Al Burlo scoperta una nuova malattia genetica rara

Al Burlo scoperta una nuova malattia genetica rara

Al Burlo scoperta una nuova malattia genetica rara

Pubblicato sulla rivista Genome Medicine lo studio coordinato dall’IRCCS materno - infantile che identifica per la prima volta il gene SF3B3 come causa di una sindrome del neurosviluppo. LO STUDIO

Uno studio diretto dall’IRCCS materno – infantile Burlo Garofolo ha identificato per la prima volta il gene SF3B3 come causa di una malattia umana. La scoperta è stata pubblicata sulla rivista scientifica “Genome Medicine” e aiuta a chiarire i meccanismi di alcuni rari disturbi del neurosviluppo.

La ricerca, spiega una nota del Burlo, è stata coordinata dalla dottoressa Luciana Musante della Genetica Medica del Burlo e dal professor Flavio Faletra dell’Istituto di Genetica Medica di ASUFC e dell’Università di Udine, e ha preso avvio dal caso di un paziente, seguito proprio al Burlo. Grazie all’analisi genetica, è stata individuata una mutazione nel gene SF3B3 che, finora, non era mai stato associato allo sviluppo di una patologia. Quindi, incrociando i dati relativi a 24 pazienti nel mondo, i ricercatori hanno dimostrato il suo diretto coinvolgimento nel provocare una nuova sindrome.

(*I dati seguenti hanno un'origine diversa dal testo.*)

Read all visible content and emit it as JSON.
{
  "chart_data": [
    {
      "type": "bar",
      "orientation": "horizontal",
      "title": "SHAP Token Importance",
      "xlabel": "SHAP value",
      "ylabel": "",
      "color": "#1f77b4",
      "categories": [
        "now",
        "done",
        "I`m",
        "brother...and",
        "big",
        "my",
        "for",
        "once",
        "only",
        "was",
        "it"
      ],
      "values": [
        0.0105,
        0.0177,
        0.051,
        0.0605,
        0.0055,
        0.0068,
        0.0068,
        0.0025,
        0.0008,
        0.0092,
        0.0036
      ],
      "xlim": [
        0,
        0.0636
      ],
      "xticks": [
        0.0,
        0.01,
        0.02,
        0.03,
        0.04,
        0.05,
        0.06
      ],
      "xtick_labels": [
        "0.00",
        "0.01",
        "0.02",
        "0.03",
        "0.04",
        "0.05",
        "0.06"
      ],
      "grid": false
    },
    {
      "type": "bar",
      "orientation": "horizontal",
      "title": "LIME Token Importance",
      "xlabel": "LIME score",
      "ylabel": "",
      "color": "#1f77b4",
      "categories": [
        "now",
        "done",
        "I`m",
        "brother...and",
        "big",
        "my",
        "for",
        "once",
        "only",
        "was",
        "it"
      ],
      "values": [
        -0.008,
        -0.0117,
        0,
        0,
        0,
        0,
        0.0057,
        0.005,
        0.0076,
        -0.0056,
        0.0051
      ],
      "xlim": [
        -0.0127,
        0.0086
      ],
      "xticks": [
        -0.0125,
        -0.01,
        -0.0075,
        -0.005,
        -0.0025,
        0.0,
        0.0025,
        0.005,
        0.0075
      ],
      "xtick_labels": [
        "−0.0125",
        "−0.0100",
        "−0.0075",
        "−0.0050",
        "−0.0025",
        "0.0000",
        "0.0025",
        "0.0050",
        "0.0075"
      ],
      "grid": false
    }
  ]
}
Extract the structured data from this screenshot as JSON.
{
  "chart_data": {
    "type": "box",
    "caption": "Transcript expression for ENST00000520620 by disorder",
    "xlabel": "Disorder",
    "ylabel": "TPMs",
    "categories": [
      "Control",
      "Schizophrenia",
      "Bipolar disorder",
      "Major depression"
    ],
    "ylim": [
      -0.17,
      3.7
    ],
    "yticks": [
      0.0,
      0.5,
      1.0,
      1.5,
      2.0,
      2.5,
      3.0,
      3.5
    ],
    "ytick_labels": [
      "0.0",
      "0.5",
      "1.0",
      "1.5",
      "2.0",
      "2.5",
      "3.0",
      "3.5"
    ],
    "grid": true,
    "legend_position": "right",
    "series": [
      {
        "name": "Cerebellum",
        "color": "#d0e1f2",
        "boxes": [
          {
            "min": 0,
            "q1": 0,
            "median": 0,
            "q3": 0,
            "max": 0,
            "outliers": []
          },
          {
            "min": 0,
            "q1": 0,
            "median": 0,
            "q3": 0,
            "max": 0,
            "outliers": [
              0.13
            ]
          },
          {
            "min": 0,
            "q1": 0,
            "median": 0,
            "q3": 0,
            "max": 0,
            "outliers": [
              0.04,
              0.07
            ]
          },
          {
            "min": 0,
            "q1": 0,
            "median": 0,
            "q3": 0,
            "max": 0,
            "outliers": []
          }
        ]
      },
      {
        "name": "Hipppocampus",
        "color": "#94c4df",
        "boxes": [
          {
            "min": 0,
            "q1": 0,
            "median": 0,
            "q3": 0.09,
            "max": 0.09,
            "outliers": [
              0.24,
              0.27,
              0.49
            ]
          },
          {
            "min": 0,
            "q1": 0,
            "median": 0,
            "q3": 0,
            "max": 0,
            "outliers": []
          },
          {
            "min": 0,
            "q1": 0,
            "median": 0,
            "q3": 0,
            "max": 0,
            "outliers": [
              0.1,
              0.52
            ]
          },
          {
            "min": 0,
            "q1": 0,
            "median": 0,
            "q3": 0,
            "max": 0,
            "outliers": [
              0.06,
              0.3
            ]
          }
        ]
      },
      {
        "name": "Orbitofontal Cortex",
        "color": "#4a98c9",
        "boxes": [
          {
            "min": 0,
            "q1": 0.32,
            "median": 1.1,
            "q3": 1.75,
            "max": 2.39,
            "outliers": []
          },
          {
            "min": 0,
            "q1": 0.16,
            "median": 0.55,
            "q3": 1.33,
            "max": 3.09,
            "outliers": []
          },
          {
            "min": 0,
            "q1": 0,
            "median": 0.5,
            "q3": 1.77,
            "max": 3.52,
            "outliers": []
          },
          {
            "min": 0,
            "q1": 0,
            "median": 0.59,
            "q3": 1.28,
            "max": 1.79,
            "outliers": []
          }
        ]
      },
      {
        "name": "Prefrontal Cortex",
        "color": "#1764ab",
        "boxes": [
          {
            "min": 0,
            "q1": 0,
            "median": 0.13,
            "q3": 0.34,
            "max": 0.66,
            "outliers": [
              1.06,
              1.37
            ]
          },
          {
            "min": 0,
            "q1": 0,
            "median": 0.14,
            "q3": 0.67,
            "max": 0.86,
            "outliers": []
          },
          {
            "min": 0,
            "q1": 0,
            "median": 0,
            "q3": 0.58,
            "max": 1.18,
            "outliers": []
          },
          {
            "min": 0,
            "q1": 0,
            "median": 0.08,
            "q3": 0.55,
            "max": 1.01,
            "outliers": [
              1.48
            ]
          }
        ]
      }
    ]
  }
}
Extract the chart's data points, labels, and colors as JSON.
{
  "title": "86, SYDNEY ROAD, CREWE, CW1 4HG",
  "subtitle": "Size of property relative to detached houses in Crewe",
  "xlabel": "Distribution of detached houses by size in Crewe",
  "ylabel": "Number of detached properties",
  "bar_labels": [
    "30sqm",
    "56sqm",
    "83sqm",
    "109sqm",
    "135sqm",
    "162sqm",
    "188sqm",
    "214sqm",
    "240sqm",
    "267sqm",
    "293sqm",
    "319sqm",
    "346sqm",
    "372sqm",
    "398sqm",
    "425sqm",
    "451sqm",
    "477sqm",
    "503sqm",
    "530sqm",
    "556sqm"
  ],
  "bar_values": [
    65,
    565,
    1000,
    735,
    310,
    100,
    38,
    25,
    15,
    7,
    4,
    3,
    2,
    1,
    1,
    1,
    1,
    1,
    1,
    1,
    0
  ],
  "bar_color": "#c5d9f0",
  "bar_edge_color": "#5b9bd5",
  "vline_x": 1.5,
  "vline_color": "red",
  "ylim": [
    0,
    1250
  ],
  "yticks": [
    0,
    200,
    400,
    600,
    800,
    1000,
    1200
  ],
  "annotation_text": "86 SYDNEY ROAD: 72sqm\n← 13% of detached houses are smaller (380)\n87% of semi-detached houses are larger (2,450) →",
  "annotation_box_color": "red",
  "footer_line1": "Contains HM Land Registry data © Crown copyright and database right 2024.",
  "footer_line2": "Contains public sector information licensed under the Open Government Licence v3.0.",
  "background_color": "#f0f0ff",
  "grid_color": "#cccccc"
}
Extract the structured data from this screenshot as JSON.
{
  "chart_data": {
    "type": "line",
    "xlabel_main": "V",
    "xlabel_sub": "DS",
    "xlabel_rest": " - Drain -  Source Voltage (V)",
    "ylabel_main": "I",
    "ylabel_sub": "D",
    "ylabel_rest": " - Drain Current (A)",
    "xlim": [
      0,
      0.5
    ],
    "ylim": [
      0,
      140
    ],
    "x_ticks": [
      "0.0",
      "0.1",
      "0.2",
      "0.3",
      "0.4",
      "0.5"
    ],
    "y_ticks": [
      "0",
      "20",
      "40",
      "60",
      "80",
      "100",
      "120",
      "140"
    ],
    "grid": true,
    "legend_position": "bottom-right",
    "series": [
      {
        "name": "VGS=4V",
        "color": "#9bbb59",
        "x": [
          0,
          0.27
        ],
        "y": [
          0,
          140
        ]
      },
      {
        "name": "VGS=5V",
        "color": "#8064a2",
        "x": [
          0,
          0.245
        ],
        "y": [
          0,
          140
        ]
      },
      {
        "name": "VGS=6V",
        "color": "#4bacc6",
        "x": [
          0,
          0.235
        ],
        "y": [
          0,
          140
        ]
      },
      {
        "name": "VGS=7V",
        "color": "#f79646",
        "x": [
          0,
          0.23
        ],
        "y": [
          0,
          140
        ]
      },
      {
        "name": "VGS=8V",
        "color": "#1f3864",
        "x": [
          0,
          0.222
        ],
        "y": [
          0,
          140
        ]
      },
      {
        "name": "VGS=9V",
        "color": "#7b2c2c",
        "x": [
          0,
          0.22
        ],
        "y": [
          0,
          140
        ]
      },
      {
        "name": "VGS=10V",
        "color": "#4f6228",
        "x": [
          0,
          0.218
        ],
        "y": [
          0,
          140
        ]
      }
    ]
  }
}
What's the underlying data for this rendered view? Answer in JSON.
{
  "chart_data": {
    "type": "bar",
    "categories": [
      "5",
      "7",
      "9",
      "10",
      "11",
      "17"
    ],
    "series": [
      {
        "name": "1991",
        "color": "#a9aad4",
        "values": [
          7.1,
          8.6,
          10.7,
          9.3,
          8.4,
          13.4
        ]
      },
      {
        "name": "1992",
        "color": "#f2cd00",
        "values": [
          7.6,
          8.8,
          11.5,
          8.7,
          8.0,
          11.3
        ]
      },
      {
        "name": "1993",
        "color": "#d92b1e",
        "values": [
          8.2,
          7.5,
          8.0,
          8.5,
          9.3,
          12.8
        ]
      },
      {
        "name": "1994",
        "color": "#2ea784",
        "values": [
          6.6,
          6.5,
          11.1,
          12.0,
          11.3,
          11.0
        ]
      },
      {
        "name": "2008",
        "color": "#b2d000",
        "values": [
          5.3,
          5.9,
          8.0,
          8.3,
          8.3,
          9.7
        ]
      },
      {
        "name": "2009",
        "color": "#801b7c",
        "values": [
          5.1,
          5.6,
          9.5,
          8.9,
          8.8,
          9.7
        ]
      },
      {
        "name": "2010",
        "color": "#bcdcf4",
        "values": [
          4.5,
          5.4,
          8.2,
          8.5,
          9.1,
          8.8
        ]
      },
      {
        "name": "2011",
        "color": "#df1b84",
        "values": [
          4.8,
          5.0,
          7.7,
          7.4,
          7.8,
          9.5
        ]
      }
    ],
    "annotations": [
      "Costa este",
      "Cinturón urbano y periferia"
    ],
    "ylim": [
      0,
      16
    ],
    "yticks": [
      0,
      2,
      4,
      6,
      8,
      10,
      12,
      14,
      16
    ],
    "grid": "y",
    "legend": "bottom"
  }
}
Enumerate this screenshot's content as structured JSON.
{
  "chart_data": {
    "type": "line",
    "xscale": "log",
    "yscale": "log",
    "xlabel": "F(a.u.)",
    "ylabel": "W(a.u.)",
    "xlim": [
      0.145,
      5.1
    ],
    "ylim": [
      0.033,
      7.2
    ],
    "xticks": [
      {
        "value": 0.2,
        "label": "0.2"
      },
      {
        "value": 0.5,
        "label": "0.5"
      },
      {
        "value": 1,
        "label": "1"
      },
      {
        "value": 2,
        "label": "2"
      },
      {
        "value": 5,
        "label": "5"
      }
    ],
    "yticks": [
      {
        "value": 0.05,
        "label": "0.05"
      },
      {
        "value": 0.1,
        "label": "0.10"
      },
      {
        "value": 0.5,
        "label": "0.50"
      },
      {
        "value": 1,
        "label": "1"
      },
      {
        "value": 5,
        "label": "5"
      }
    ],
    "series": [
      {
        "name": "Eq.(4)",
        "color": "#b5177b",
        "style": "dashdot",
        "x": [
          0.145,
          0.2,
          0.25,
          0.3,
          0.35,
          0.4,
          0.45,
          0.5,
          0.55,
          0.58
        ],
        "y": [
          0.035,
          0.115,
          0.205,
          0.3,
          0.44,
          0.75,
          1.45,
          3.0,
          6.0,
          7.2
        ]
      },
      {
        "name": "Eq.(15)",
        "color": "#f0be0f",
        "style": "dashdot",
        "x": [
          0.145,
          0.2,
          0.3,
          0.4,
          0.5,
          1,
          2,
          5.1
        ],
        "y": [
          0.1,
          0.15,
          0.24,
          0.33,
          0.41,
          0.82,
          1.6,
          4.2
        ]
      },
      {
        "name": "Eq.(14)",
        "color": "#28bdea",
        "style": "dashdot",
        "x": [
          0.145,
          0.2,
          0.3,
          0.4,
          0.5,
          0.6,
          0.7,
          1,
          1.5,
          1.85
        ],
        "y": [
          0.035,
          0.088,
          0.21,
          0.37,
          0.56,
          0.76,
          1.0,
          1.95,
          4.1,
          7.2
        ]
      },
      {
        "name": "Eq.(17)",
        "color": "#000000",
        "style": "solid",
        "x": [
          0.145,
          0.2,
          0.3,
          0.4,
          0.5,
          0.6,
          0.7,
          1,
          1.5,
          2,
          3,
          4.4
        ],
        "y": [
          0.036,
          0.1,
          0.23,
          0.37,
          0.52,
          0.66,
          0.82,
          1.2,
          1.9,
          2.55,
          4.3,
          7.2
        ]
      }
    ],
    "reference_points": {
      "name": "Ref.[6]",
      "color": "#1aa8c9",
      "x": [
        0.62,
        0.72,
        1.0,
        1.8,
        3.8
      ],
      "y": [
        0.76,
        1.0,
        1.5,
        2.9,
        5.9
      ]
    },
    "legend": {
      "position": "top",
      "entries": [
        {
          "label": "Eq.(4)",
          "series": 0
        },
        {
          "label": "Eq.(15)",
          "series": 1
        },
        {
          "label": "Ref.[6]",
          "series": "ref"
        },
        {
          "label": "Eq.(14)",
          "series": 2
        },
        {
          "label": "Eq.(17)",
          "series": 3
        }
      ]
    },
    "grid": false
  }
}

SF3B3, infatti, è coinvolto nello splicing, il processo con il quale le cellule rielaborano le istruzioni genetiche prima di produrre le proteine: quando questo meccanismo si altera possono insorgere le cosiddette spliceosomopatie, malattie rare spesso associate a disturbi del neurosviluppo. Il lavoro si è sviluppato grazie a un’importante rete di collaborazioni nazionali e internazionali e al contributo di due istituzioni della ricerca triestine, ovvero l’ICGEB (International Centre for Genetic Engineering and Biotechnology) con il dottor Emanuele Buratti e il gruppo CNR – Istituto Officina dei Materiali coordinato dalla dottoressa Alessandra Magistrato, che hanno aiutato a chiarirne il meccanismo molecolare.

“Parliamo di una sindrome con caratteristiche cliniche variabili”, spiega la dottoressa Luciana Musante, prima autrice dello studio. “Si può presentare con ritardi nello sviluppo, nel linguaggio e nei movimenti, difficoltà cognitive e, in alcuni casi, malformazioni congenite multiple. In una parte dei piccoli pazienti osserviamo anche tratti dello spettro autistico. Nel loro insieme, questi elementi definiscono un quadro clinico riconoscibile, che si può presentare con forme molto severe, già in fase prenatale, o più lievi. Nel nostro studio abbiamo anche dimostrato che le mutazioni di SF3B3 modificano l’attività di centinaia di altri geni, alterando il funzionamento delle cellule”.

La possibilità di prendere in esame 24 pazienti, un numero piuttosto consistente nel caso di una malattia rara, consentirà d’inserire questa scoperta nel database internazionale OMIM (Online Mendelian Inheritance in Man), che cataloga le malattie genetiche ed è aggiornato regolarmente sulla base delle nuove pubblicazioni scientifiche.

“Ogni gene in più che riusciamo a collegare a una malattia significa una risposta in più per i pazienti e per le loro famiglie. Identificare il gene associato a una sindrome è solo il primo passo: ora possiamo studiare meglio i meccanismi biologici alla base della malattia e capire come si sviluppa. Il nostro obiettivo – conclude Musante – è continuare su questa strada e far diventare il Burlo un punto di riferimento per la diagnosi e lo studio di queste condizioni genetiche rare”.